Abstract:
In this thesis, we study inverse problems arising in geothermal reservoir engineering
from a Bayesian perspective. These problems are challenging; the forward problem
captures complex physical processes, which frequently results in long run-times and
model failures, and the data that is available is typically sparse and noisy. Exact sampling methods for solving Bayesian inverse problems, such as Markov chain
Monte Carlo, are challenging to apply to these problems; instead, computationally
efficient approximations are generally required. Ensemble methods form a class of
efficient, derivative-free algorithms that have been used to approximate the solutions
to Bayesian inverse problems arising in a variety of settings; their use in a geothermal context, however, has remained largely unexplored. In this thesis, we investigate
the potential of ensemble methods for solving geothermal inverse problems. We first
review several widely-used ensemble methods and evaluate their performance when
applied to a simplified geophysical problem with a reference posterior computed
using Markov chain Monte Carlo.
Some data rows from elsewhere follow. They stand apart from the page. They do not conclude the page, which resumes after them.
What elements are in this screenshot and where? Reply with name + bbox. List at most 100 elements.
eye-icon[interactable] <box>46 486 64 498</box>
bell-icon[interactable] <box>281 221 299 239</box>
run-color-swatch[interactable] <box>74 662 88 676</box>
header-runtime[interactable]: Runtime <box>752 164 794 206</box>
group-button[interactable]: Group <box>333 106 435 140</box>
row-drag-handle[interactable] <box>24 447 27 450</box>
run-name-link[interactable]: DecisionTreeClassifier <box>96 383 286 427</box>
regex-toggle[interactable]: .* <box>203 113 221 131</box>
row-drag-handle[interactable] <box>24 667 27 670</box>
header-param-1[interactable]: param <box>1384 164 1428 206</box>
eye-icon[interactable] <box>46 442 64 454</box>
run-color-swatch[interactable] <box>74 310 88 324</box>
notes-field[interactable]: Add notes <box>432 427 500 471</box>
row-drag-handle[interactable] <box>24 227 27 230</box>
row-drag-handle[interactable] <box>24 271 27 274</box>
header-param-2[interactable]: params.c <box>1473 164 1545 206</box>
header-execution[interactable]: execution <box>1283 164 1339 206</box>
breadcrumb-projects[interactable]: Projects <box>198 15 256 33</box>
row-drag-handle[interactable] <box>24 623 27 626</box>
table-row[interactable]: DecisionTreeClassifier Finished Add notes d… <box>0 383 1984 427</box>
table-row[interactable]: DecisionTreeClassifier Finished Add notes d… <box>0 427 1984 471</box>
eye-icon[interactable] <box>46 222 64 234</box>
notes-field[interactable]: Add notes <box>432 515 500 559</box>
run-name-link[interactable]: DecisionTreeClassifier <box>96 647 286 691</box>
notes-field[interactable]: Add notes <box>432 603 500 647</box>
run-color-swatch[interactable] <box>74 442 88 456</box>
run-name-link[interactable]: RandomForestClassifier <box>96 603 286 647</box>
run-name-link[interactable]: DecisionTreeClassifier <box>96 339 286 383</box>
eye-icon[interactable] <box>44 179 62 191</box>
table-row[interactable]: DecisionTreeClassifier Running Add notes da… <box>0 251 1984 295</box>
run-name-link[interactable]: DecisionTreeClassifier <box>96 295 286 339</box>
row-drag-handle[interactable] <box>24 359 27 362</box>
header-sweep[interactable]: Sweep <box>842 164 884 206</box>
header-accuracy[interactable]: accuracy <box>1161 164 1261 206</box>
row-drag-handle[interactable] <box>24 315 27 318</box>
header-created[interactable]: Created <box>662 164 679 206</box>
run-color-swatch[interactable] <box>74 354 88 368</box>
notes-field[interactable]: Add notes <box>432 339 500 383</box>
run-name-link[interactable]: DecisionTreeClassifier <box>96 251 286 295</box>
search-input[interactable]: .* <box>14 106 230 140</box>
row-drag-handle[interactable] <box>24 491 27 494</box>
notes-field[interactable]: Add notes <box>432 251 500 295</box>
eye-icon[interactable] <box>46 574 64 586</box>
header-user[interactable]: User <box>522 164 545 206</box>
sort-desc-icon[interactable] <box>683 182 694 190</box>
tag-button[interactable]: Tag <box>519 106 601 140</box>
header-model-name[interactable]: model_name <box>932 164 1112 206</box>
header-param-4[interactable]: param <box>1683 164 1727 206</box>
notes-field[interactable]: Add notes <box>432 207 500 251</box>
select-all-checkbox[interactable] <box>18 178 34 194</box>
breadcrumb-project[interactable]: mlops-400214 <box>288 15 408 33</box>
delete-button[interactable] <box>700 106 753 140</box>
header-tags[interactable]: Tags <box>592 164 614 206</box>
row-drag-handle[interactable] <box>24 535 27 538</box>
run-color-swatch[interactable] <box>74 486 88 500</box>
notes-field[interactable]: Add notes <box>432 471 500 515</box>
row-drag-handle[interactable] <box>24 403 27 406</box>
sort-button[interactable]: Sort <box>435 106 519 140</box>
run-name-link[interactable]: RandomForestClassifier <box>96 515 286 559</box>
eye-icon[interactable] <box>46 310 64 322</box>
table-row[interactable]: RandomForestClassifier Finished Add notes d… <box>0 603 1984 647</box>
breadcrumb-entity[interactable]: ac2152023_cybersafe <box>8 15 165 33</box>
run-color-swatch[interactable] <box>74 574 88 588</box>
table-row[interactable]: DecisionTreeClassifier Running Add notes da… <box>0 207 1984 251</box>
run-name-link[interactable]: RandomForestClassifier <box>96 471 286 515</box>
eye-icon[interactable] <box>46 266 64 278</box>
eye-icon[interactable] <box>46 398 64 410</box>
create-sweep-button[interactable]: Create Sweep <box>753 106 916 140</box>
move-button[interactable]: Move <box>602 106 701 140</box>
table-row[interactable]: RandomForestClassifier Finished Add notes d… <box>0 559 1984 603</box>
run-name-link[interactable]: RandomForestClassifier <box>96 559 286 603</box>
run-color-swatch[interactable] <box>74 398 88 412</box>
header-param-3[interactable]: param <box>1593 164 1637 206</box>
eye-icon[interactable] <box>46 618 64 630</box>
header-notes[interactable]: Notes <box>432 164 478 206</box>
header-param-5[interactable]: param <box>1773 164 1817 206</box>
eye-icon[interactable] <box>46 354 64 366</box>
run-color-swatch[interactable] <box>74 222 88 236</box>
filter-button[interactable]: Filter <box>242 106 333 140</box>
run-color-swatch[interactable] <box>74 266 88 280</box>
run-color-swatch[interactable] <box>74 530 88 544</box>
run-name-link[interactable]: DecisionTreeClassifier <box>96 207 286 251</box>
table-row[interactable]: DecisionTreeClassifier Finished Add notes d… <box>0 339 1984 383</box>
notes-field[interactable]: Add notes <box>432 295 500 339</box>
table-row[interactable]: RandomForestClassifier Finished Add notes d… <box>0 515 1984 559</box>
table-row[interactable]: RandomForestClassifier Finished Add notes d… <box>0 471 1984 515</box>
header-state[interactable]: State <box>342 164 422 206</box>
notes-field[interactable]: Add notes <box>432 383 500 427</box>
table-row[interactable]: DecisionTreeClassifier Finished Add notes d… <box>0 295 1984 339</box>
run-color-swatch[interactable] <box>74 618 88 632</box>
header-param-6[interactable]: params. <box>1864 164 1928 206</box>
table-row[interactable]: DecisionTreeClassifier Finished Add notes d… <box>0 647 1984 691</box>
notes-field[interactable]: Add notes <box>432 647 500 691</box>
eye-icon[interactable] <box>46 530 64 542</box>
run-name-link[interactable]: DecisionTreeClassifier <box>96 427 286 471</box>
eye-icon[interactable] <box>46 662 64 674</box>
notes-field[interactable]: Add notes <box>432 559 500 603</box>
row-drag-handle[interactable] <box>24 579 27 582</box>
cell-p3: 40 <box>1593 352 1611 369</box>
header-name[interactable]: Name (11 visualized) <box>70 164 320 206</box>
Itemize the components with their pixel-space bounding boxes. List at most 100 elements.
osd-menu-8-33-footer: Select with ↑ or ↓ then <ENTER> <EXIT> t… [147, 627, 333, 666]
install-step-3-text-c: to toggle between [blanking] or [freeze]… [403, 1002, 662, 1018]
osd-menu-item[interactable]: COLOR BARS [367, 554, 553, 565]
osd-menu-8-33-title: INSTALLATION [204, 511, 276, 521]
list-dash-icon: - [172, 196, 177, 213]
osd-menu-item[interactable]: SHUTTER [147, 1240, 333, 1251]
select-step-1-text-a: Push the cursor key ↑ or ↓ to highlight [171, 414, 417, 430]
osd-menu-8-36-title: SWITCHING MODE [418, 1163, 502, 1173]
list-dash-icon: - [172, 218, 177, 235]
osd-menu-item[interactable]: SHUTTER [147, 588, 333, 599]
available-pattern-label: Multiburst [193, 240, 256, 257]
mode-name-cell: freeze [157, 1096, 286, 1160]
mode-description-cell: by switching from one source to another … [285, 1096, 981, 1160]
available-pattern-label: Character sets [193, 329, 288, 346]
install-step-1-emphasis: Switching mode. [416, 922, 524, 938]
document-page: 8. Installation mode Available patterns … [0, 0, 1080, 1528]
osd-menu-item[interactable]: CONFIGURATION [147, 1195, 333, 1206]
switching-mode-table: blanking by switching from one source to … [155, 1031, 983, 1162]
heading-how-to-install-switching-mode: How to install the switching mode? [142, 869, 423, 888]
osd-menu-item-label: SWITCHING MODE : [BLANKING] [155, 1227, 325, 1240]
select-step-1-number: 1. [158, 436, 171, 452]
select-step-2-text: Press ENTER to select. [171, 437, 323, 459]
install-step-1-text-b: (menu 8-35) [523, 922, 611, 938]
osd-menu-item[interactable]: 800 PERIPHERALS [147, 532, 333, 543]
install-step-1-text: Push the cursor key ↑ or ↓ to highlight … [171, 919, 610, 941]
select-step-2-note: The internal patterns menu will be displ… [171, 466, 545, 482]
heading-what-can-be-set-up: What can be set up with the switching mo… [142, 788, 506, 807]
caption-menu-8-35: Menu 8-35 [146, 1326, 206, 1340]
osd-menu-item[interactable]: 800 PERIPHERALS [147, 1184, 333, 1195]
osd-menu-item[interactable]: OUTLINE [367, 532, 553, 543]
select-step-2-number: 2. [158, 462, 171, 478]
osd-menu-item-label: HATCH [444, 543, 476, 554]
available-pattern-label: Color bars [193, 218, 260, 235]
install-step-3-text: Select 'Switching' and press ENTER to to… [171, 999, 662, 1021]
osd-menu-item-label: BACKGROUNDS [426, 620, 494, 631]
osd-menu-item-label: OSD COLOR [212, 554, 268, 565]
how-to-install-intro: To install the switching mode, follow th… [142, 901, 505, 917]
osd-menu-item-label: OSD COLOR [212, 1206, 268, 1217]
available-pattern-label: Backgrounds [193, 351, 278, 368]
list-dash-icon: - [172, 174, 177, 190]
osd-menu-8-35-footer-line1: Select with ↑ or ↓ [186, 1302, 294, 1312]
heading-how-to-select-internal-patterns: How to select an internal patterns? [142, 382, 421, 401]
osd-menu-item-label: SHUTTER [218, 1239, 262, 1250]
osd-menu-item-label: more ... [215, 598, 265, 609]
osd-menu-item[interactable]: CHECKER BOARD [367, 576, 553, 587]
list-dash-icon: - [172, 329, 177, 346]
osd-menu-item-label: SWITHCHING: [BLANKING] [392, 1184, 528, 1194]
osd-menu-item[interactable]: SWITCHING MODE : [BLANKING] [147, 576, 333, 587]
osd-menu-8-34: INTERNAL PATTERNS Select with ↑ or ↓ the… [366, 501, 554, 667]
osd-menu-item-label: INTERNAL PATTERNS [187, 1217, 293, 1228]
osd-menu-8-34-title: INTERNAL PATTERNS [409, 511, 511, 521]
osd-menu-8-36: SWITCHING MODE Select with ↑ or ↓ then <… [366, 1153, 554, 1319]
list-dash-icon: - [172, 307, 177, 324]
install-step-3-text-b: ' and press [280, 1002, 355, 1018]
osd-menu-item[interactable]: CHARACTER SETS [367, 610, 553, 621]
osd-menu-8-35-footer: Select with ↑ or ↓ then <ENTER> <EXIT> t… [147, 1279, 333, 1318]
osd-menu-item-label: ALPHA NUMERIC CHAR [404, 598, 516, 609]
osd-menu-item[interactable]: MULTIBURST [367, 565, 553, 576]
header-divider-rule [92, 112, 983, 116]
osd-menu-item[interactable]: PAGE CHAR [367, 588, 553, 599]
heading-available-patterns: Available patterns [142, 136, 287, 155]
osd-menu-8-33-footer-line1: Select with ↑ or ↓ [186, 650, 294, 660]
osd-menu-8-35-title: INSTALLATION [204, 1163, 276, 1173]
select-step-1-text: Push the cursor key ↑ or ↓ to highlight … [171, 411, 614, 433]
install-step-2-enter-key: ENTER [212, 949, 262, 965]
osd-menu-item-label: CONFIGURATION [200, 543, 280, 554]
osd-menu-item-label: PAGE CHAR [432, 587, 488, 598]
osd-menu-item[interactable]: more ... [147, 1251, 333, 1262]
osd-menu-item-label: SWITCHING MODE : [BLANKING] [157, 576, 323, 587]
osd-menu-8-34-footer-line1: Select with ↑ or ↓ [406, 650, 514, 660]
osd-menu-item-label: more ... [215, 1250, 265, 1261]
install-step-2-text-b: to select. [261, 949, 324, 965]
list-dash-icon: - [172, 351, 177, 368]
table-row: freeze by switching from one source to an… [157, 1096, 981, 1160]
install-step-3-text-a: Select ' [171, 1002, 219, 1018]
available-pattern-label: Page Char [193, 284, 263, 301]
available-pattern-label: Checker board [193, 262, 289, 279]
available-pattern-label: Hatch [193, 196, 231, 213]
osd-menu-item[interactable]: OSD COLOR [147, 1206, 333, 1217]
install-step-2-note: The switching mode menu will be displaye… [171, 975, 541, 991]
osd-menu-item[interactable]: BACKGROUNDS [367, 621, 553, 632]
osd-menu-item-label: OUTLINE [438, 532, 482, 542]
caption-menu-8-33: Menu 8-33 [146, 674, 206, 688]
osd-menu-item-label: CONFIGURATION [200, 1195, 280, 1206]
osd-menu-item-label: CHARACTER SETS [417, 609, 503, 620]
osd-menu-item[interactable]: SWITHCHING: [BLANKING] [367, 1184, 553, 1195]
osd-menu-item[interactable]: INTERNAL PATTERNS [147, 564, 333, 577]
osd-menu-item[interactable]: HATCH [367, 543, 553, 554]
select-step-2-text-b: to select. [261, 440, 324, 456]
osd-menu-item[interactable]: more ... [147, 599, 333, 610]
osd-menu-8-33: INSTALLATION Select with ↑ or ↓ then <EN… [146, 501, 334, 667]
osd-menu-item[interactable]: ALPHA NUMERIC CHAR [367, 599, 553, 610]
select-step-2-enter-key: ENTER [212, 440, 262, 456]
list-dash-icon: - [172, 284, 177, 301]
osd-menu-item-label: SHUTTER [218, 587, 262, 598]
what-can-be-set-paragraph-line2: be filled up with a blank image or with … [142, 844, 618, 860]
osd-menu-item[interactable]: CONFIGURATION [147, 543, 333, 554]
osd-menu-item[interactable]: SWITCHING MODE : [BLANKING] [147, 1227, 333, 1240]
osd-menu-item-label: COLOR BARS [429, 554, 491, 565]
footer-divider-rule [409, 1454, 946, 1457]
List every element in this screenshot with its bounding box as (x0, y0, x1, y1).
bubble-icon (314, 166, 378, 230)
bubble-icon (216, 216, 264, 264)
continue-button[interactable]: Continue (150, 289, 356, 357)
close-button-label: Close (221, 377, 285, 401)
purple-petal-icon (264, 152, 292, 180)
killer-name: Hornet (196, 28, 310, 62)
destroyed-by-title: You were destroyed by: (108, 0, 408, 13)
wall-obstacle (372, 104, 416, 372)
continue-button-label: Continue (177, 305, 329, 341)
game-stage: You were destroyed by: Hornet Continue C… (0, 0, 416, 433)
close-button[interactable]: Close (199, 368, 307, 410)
The results of this comparison suggest that ensemble methods are capable of providing approximations to the posterior that are of
comparable quality to those computed using conventional, derivative-based methods
for approximate Bayesian inference. We then demonstrate the application of ensemble methods to two high-dimensional, synthetic geothermal case studies. Finally,
we explore the use of ensemble methods for large-scale geophysical optimal experimental design problems, and show how these methods can be used with a variety
of potential design criteria. Throughout our numerical experiments, we illustrate
how ensemble methods can be combined with flexible geometric and hierarchical
model parametrisation schemes. Our results suggest that ensemble methods have
the potential to provide accurate, computationally inexpensive approximations of
the solutions to inverse problems and optimal experimental design problems arising
in geothermal reservoir engineering.